My Mother raised three of us in San Francisco. She was a waitress and worked a split shift to support her children. I still don't understand how she was able to do all she did, work, clean, cook and be there for us, but she did all those things and more.
It wasn't easy on her, especially given that when she got divorced society placed a stigma on divorced women. She dated, but her first priority was us, so she never remarried.
more....
My youngest brother was 10 years my junior, and my mother had to find a local family to care for him while she worked, on weekends I took care of my brother (not well mind you, but at least I was a warm body).
My mother has always put her children first, doing as much as she could, and sometimes more than she should, to provide a good life for us. I honor her today as she is someone who has influenced so much of my life and showed me what being a mother is all about.
As I got married and had children, the one thing I wanted more than anything was to stay home with my kids. I did stay home with them, and we lived on one salary in San Jose, we were not poor, but we certainly didn't live a lavish lifestyle.
Imagine my disgust when Marilyn Quayle started running around the country claiming she was a stay at home mom (those moral values at work). She had taken a leave from her job so she could "play" mom during the presidential campaign. Immediately after they lost the election, back to work she went (guess the stay at home part didn't really cut it in her book).
Staying home with kids is punished by society. Women lose their best wage earning years, lose the years that you "climb" the ladder, and when stay at home moms go back to work it is difficult at best to carve out a nitch that best represents the life skills one has learned.
Our society claims that raising children is a great thing, yet those of us who do raise our children are "dinged" for doing so. Yet, while we stay home, we become versed in more than most executives of companies will ever experience.
Further, stay at home moms lose any Social Security as working for your family does not generate any type of salary. Again, society does nothing to replace those wage lost years, and many women end up retiring close to poverty as their wage earning years are lost to child rearing.
While over and over we hear about "family values" our American society does little to support those who make the choice to stay home with their children.
In my case, I finally went back to school and got my degree, and now am working full time, at a salary that is about the same as a job I had over 20 years ago. Why is this? Because nothing I did as a stay at home mom "counts" to most employers. Doesn't matter that during that time I was very active in my community, my children's schools and more, because I didn't "work" the things I did had no "value."
Being a Mom is hard, it is heartbreaking and filled with endless joy at the same time.
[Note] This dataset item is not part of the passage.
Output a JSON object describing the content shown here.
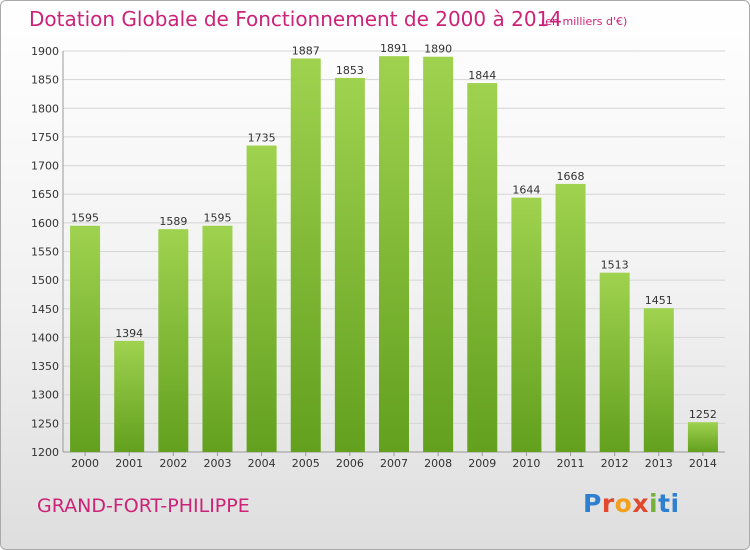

Even though I have gone back to work full time, I am once again contemplating working part time so I can be home more with my 14 year old son who is struggling with school right now.
In America those who have high salaries are looked up to, those who get by are looked down upon as they must not have "drive" or they don't "work hard." The choice to give up my full time job so that I am home more puts my family in the "just gets by" group, and American society has no value for those who choose family over funds.
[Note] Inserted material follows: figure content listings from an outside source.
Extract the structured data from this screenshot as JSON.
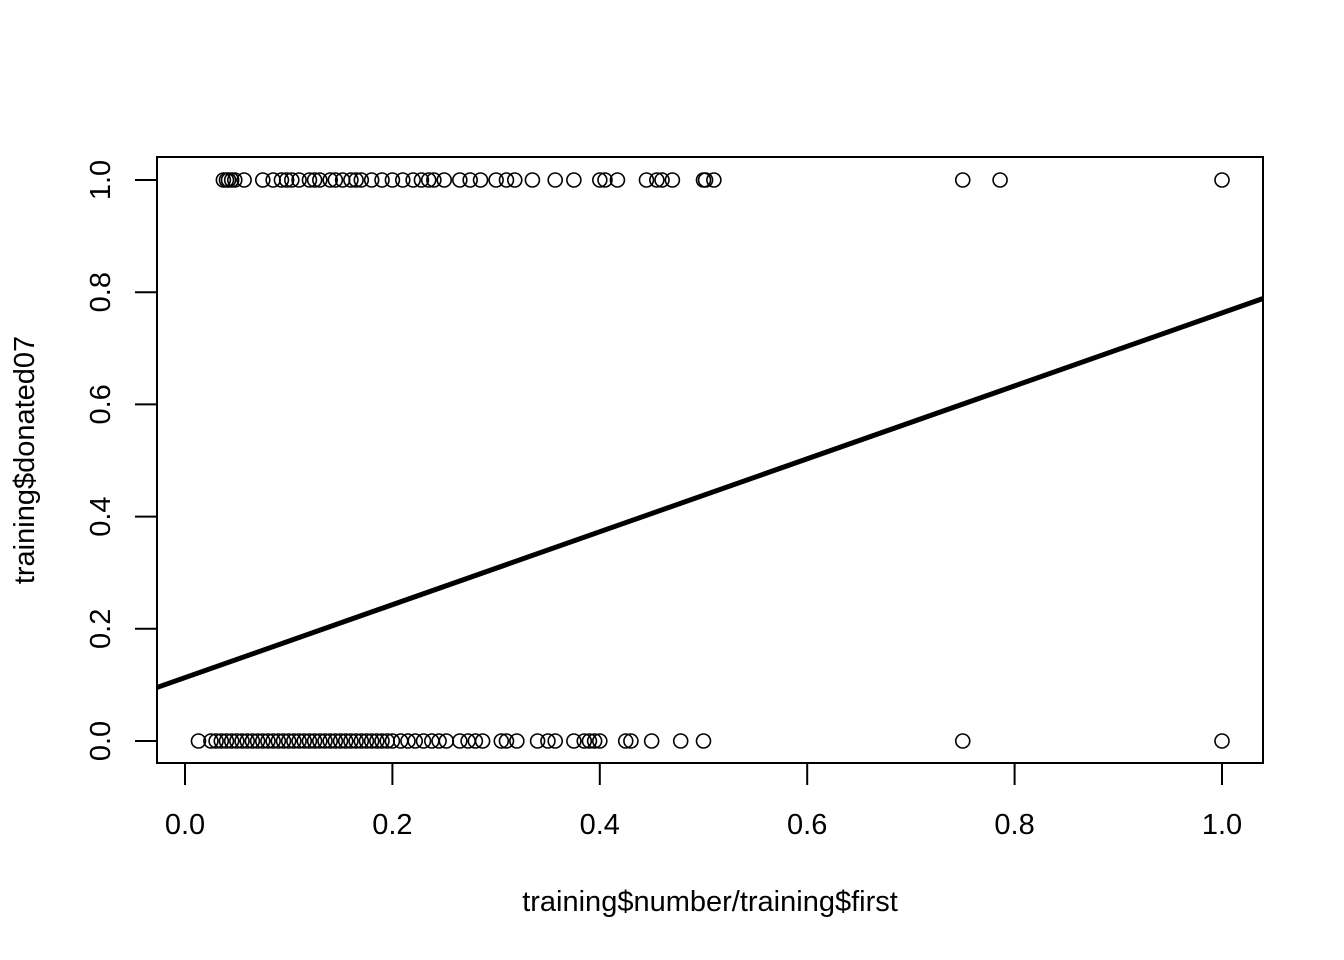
{
  "chart_data": {
    "type": "scatter",
    "title": "",
    "xlabel": "training$number/training$first",
    "ylabel": "training$donated07",
    "xlim": [
      -0.027,
      1.04
    ],
    "ylim": [
      -0.04,
      1.04
    ],
    "xticks": [
      "0.0",
      "0.2",
      "0.4",
      "0.6",
      "0.8",
      "1.0"
    ],
    "yticks": [
      "0.0",
      "0.2",
      "0.4",
      "0.6",
      "0.8",
      "1.0"
    ],
    "grid": false,
    "legend": "none",
    "series": [
      {
        "points_y1": [
          0.037,
          0.04,
          0.042,
          0.045,
          0.048,
          0.057,
          0.075,
          0.085,
          0.093,
          0.098,
          0.103,
          0.11,
          0.12,
          0.125,
          0.13,
          0.14,
          0.145,
          0.152,
          0.16,
          0.165,
          0.17,
          0.18,
          0.19,
          0.2,
          0.21,
          0.22,
          0.228,
          0.235,
          0.24,
          0.25,
          0.265,
          0.275,
          0.285,
          0.3,
          0.31,
          0.318,
          0.335,
          0.357,
          0.375,
          0.4,
          0.405,
          0.417,
          0.445,
          0.455,
          0.46,
          0.47,
          0.5,
          0.502,
          0.51,
          0.75,
          0.786,
          1.0
        ],
        "points_y0": [
          0.013,
          0.025,
          0.03,
          0.035,
          0.04,
          0.045,
          0.05,
          0.055,
          0.06,
          0.065,
          0.07,
          0.075,
          0.08,
          0.085,
          0.09,
          0.095,
          0.1,
          0.105,
          0.11,
          0.115,
          0.12,
          0.125,
          0.13,
          0.135,
          0.14,
          0.145,
          0.15,
          0.155,
          0.16,
          0.165,
          0.17,
          0.175,
          0.18,
          0.185,
          0.19,
          0.195,
          0.2,
          0.208,
          0.215,
          0.222,
          0.23,
          0.238,
          0.245,
          0.252,
          0.265,
          0.273,
          0.28,
          0.287,
          0.305,
          0.31,
          0.32,
          0.34,
          0.35,
          0.357,
          0.375,
          0.385,
          0.39,
          0.395,
          0.4,
          0.425,
          0.43,
          0.45,
          0.478,
          0.5,
          0.75,
          1.0
        ]
      }
    ],
    "fit_line": {
      "intercept": 0.113,
      "slope": 0.65
    }
  }
}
American Moms are given lip service by many in our society, and it has become beyond reason that over and over we hear "family values" with NOTHING by way of action attached to these words.
Being a Mom anywhere is hard, as the concern and care for your children becomes overwhelming at times. You look back and wonder what things you should have done differently, how you could have been "better," and all those things that seem to float in our minds over and over.
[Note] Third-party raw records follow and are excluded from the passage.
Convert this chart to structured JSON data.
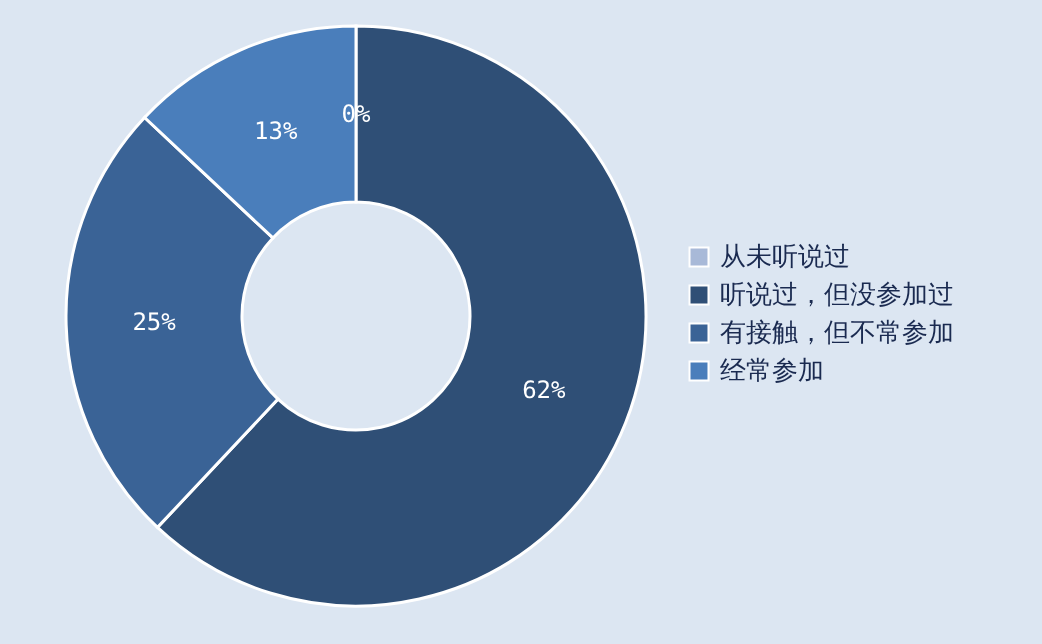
{
  "chart_data": {
    "type": "donut",
    "categories": [
      "从未听说过",
      "听说过，但没参加过",
      "有接触，但不常参加",
      "经常参加"
    ],
    "values": [
      0,
      62,
      25,
      13
    ],
    "colors": [
      "#a8b9d8",
      "#2f4f76",
      "#3a6396",
      "#4a7ebb"
    ],
    "value_labels": [
      "0%",
      "62%",
      "25%",
      "13%"
    ],
    "legend": "right"
  }
}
Yet, though we don't have material "wealth" we have a richness of family. Both of our kids like to hang out at home (we lock ourselves in the back bedroom.) Our drum playing son has band practice in the garage, our college aged daughter has her buddies over to just "hang out." Our vacations are modest, the last one being a trip to my Dad's old high school in Oregon, a week of driving in the car, stopping here and there, nothing fancy, yet the kids still talk about the fun we had.
Being a Mom in America is trying on a woman, at least it is to me. Today we see this swing to the far right in our country, and I have to also wonder if my "job" as a mother means that full time activism is more important right now then my paycheck, knowing that the government which now exists is harmful to all our children.
Sorry to ramble on like this, but given it is Mothers Day I figured what the hell.
To all Kos Moms: HAPPY Mother's Day!